"I can't believe my stupid ass decided to give you a second chance" I stated, clearly upset at this point. His face dropped, as he stared confusingly at me. "what?" He mumbled.

I sighed before saying something I knew I would regret, and I did. "This" I paused, pointing to the both of us "This.. what we have is toxic"

"So, you're still fucking mine. If you break up with me, You're still mine." He stated, frustration and anger showing in his tone.

Brandt frowned his eyebrows, trying to block the now sadness from showing. "But, what are you tryna say?" He asked, shrugging.

"What you can do is go.. go show her around the school.. but we're.." I paused, thinking if I wanted to say this or not but did anyways.

"Done" I said, as I tried to block the tears from falling.

Brandt stared blankly at me as he tried to process the my words and when he did, all sadness was shown on his face. "No.." He said, stepping closer to me.

"No. Julie, I'm sorry. I'll go with you, just please.." He paused.
"Please don't do this again" He continued.

I closed my eyes as tears dropped, I shook my head and said "Goodbye Brandt" Opening my eyes back up. I turned around getting ready to walk away but plans didn't go as planned.

Brandt grabbed my wrist and spun me around and kissed me, holding my waist so that I wouldn't leave. I loved it and I didn't want it to stop.. never did. But it had to. I quickly pulled away and said "Don't do that"

"Julie. please, I love you.. I really do!"

"I'm sorry" He added as I quickly removed myself from his grip, shaking my head. "I gotta go" I said, wiping the little bit of tears  away.

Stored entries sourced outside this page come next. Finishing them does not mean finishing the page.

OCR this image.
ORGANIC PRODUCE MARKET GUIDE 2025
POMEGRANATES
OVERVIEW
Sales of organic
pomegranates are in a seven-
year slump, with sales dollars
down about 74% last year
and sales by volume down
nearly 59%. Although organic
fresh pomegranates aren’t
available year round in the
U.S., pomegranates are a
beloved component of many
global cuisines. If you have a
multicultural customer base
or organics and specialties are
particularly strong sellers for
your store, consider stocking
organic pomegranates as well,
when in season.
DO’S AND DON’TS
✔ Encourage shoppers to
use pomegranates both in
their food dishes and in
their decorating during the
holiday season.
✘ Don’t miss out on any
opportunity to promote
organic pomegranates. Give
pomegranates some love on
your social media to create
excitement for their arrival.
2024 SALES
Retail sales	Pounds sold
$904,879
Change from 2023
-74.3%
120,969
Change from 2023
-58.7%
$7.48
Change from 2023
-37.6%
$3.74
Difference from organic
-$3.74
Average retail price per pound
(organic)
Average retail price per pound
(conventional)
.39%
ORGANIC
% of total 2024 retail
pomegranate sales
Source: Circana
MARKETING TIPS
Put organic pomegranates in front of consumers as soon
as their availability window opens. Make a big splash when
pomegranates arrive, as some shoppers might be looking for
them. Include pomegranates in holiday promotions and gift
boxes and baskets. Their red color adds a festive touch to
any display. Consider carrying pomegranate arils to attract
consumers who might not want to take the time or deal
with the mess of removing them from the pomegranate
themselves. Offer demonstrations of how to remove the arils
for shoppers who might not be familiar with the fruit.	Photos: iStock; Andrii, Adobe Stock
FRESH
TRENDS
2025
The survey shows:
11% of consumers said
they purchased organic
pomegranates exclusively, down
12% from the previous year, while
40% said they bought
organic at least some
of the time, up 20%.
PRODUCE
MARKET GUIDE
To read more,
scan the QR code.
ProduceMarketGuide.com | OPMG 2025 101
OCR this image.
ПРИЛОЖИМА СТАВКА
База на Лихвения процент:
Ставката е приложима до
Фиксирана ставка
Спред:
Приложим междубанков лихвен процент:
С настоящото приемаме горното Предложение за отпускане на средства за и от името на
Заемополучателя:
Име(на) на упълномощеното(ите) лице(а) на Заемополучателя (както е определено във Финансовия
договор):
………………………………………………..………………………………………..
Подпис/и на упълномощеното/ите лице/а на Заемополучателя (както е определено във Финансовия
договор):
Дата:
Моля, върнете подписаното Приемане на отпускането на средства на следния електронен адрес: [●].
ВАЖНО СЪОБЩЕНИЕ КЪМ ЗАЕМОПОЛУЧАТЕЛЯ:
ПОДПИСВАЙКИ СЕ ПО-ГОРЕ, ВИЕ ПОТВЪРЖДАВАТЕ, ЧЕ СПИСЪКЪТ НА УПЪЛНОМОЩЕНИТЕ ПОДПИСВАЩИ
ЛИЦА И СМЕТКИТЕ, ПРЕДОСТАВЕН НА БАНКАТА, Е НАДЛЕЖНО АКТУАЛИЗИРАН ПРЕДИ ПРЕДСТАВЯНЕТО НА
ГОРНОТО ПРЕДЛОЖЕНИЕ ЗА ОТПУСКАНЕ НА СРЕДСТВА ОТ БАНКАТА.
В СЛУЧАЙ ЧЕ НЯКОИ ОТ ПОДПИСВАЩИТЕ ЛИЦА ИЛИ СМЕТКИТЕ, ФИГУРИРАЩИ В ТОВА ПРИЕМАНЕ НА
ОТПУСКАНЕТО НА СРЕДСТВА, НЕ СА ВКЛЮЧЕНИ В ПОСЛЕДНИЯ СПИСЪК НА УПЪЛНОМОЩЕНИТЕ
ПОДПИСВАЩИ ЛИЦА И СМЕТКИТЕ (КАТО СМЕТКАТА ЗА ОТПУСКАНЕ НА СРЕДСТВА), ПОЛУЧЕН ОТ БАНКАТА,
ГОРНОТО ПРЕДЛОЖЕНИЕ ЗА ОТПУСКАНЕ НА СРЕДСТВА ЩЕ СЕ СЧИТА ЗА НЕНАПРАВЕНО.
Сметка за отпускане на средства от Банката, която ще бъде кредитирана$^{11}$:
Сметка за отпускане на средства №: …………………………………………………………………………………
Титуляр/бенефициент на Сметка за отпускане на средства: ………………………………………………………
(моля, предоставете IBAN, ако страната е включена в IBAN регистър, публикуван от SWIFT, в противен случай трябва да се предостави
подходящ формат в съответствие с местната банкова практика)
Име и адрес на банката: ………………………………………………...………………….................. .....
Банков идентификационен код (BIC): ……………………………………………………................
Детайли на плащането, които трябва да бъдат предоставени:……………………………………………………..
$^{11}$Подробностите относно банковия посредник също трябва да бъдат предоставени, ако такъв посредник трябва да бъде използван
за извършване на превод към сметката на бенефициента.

I turned and walked away, hearing my name being called by every step I took. My jealousy took the best of me and caused me to break up with the one person I loved most.. What the fuck is wrong with me?

Am I wrong in this situation?

I ran to girl's bathroom and cried in one of the stalls, luckily no one was in there so I could be as loud as I wanted..

The words mistake played in my head on repeat.. that was a mistake.. why did I do that?

I started to shake and can't stop.

Yeah, I mean the relationship was kinda toxic but at the end of the day, we still loved each other to death and now we probably won't know what to do without each other.

I sniffled before wiping my tears and walking out of the bathroom stall. I rinsed my face at the sink before staring at it in the mirror.

I looked awful

I had puffy eyes from crying, My eyes were slightly red.. My shirt was wet from me rinsing my face and a little from my tears.

I can't go out like this but I need to get to the schools theater room to work on building and painting the props.. plus this goes on my art grade.

I don't know what do.

I sat on the bathroom floor and I buried my head into my knees. I didn't cry again because I knew that would make my eyes worse. I just sat.. in silence thinking about..

we know who

And thinking about the date he took me on yesterday.. it was so nice, he was so nice.. to me at least and I loved every second of that date.

Like literally.. Couldn't wish for anything else.

I sighed before roiling my eyes.. I'm the one who broke up with him but yet I'm the bitch who's crying in the fucking bathroom.